Lifyorli (relacorilant, Corcept Therapeutics) received its first approval on March 25th based on the results from the phase 3 ROSELLA trial, which looked at the Corcept agent as an add-on to nab-paclitaxel in platinum-resistant ovarian cancer (PROC) patients who have received prior bevacizumab. [1] These patients have limited treatment options and a mortality rate in the first year of platinum-resistant disease that is 16 times higher than that of their age-matched peers. Recent FDA approvals have emerged in subsets of PROC patients with actionable biomarkers, but little options remain for patients without them. As a result, these patients will typically receive non-platinum chemotherapy, such as paclitaxel, pegylated liposomal doxorubicin, or topotecan. [1]

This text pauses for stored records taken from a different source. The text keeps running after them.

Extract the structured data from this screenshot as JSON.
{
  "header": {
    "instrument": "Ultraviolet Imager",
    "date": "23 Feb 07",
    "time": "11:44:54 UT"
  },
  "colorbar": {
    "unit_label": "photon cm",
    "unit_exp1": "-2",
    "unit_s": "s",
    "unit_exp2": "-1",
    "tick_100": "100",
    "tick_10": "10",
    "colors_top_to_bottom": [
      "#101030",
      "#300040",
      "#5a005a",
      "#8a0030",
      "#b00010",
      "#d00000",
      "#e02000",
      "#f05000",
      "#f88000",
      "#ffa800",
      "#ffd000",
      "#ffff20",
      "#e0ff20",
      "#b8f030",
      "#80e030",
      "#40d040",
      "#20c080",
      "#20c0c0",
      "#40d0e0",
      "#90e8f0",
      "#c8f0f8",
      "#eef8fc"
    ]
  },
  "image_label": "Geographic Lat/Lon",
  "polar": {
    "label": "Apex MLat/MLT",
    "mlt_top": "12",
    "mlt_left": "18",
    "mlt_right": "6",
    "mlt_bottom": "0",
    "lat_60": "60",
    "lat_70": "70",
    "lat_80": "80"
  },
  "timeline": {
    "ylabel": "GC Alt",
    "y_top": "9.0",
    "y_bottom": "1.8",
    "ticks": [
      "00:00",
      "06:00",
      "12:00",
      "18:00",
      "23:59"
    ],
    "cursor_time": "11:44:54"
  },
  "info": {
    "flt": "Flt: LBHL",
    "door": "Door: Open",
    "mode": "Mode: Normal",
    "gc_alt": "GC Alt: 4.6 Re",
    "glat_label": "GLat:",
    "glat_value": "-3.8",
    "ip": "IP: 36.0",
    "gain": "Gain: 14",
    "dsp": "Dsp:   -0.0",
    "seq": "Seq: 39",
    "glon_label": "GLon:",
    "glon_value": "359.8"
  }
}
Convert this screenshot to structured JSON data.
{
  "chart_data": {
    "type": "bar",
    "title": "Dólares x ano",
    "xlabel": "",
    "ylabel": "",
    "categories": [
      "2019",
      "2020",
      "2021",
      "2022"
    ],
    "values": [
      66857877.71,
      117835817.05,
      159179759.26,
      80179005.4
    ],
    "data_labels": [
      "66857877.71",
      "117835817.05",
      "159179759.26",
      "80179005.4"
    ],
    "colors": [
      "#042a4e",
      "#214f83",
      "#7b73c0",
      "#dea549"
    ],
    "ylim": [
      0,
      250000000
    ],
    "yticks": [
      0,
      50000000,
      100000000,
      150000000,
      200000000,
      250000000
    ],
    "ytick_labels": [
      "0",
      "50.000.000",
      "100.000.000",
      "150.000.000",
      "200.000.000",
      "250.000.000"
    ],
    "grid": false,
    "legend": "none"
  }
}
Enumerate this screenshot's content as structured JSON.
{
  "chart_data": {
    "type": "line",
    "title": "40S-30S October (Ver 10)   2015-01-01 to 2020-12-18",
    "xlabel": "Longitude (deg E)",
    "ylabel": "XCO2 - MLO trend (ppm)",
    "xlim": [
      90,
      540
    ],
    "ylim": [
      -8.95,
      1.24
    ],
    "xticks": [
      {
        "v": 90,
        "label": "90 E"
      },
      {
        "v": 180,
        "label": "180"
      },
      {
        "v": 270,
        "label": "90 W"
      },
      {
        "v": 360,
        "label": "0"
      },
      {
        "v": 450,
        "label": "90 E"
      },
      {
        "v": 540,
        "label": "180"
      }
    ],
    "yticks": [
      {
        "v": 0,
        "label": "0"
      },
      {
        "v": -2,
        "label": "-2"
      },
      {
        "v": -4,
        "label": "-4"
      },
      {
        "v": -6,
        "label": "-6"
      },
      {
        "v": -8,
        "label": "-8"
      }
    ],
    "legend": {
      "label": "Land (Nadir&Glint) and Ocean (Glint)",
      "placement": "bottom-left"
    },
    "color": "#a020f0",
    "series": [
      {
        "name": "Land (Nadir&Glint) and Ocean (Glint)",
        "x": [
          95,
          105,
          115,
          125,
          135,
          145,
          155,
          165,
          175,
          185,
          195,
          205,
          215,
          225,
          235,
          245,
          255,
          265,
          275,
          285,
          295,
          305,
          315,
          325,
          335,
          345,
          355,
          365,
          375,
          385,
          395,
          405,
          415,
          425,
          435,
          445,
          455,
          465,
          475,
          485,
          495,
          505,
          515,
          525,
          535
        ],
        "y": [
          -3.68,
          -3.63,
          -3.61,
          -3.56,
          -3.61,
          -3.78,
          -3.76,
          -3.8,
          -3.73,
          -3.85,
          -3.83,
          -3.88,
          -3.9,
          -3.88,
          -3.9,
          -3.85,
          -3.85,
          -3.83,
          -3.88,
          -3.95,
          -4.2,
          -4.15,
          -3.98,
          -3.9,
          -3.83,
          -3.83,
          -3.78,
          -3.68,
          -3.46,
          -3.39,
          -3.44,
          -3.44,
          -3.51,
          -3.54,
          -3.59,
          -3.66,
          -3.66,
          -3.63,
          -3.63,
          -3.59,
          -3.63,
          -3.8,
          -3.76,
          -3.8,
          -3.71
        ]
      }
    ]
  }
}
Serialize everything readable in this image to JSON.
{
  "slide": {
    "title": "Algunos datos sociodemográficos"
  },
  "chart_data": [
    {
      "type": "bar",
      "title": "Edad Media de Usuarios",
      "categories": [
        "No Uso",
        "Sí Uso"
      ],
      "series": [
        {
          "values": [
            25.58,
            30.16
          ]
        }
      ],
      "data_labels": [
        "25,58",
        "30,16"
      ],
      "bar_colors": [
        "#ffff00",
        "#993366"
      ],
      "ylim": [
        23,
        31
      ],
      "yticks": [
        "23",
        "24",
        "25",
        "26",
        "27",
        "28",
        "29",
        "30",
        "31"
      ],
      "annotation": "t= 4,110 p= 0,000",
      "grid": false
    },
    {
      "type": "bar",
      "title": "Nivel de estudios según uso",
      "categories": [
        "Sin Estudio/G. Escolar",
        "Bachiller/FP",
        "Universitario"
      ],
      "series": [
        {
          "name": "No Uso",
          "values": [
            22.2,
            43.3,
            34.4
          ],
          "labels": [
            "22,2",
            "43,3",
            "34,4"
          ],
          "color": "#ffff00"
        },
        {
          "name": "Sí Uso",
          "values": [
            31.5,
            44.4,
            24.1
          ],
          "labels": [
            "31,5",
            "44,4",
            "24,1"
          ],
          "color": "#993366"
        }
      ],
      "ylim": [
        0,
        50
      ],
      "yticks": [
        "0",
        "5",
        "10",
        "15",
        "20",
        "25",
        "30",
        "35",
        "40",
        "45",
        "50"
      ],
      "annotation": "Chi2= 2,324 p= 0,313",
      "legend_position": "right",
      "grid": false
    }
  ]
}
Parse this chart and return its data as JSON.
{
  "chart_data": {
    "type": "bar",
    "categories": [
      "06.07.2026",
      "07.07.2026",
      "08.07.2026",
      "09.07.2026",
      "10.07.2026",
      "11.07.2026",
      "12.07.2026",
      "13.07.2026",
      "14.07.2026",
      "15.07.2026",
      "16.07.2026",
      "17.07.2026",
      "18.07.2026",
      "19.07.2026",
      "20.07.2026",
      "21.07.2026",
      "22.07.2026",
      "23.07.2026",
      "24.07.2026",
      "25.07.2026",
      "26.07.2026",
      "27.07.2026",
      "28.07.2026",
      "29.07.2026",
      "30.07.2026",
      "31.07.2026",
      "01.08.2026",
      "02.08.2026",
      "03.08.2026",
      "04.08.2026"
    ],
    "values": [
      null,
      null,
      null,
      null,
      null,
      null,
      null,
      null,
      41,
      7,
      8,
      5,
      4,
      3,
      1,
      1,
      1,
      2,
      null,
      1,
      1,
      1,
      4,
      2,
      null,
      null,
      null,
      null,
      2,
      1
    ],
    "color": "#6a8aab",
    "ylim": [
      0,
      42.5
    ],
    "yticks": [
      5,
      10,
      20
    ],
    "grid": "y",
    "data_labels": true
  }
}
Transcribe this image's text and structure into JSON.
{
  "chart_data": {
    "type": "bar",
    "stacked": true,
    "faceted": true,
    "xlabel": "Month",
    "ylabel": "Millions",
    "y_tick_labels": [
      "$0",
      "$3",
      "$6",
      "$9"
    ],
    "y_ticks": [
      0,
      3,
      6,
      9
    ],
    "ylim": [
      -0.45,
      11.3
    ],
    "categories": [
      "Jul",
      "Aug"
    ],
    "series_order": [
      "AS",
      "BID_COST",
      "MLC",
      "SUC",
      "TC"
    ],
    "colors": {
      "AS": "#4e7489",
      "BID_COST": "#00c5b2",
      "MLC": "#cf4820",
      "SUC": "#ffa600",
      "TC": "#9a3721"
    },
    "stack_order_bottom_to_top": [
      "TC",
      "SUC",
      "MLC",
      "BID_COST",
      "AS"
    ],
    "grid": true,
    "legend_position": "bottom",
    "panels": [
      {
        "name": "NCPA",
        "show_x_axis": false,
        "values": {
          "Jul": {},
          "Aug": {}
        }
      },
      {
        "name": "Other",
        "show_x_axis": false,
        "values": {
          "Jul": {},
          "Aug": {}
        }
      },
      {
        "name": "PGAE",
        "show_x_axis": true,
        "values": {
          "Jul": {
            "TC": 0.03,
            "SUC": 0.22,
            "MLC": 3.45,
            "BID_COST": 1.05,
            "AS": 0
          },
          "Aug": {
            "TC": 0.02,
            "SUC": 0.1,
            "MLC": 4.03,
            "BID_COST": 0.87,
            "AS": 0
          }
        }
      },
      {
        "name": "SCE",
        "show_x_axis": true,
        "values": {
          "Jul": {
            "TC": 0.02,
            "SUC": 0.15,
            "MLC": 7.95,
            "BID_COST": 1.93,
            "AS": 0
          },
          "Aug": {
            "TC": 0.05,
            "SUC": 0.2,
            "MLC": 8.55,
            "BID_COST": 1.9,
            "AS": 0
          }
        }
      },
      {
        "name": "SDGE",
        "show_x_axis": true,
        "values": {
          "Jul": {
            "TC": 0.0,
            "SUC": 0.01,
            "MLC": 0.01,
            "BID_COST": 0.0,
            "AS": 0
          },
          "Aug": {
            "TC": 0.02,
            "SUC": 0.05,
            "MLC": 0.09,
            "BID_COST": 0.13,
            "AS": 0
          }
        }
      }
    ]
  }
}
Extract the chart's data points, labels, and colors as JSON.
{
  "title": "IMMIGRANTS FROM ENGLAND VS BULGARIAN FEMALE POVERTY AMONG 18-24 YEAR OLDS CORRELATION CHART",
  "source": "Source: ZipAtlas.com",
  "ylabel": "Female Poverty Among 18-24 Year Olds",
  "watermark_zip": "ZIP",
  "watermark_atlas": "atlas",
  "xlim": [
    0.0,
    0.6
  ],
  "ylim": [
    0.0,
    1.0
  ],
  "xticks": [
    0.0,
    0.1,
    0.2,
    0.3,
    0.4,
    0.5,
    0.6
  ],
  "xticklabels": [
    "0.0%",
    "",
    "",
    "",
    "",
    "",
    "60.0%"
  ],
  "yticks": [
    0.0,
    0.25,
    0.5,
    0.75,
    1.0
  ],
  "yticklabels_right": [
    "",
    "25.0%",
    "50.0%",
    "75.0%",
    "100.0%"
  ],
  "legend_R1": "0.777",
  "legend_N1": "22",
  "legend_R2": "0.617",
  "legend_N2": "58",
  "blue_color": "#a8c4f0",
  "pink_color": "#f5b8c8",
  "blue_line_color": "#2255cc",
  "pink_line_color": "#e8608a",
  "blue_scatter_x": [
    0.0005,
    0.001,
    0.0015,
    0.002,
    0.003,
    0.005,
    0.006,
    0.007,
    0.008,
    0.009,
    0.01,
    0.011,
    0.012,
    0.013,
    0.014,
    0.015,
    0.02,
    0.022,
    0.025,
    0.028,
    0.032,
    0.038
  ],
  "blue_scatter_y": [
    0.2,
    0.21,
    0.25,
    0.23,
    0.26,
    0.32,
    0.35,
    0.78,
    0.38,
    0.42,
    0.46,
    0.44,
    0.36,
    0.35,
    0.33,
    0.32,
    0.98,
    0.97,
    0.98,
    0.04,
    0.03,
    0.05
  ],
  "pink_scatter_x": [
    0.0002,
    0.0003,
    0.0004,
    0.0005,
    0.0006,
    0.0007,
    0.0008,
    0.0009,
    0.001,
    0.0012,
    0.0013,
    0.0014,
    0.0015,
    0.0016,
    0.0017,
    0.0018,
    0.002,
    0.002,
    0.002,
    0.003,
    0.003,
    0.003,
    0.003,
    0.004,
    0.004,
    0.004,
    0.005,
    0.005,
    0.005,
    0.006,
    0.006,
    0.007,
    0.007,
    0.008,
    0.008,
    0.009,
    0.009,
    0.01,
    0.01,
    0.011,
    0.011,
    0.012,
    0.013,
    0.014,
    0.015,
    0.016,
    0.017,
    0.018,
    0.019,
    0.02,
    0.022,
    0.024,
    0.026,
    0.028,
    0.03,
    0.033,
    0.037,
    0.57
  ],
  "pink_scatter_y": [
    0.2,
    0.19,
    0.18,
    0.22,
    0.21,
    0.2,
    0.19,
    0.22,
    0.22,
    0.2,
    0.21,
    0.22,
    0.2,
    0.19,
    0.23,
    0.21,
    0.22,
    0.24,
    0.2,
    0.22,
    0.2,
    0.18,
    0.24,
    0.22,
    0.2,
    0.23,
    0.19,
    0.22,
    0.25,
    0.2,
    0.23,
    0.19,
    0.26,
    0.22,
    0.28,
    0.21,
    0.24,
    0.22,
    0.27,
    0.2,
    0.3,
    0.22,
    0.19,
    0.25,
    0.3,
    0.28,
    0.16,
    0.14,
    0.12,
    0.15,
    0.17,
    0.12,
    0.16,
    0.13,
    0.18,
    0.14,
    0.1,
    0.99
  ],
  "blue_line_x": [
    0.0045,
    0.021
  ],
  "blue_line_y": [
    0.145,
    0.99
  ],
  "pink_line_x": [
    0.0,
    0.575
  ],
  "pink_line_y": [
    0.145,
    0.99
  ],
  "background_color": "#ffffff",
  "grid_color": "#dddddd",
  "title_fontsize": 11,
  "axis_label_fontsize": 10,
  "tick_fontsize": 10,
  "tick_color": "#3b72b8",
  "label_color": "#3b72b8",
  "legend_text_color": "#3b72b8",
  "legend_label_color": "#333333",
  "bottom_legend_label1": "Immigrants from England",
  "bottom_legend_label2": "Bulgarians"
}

When added onto nab-paclitaxel, Lifyorli offered over 4 additional months of survival compared with nab-paclitaxel alone. (16.0 vs 11.9, HR = 0.65) [1] This substantial benefit helps to meaningfully address the most substantial unmet need of this disease. However, the regimen did not offer the same magnitude of improvement in progression-free survival and overall response, only scoring one additional month of PFS (6.5 vs 5.5) and not achieving a statistically significant difference in the secondary endpoint of overall response rate (36.9% ORR vs 30.1%, p=0.17). [2] Together, these attributes make up an interesting efficacy profile, as an OS improvement more than 4x the PFS improvement of a given regimen is highly uncommon.
When taking into account the modest drawback of increased side effects, Lifyorli achieves a solid 5.8% clinical innovation when compared to nab-paclitaxel. While this is not a blockbuster score, it is no doubt a meaningful efficacy improvement that will make this drug competitive.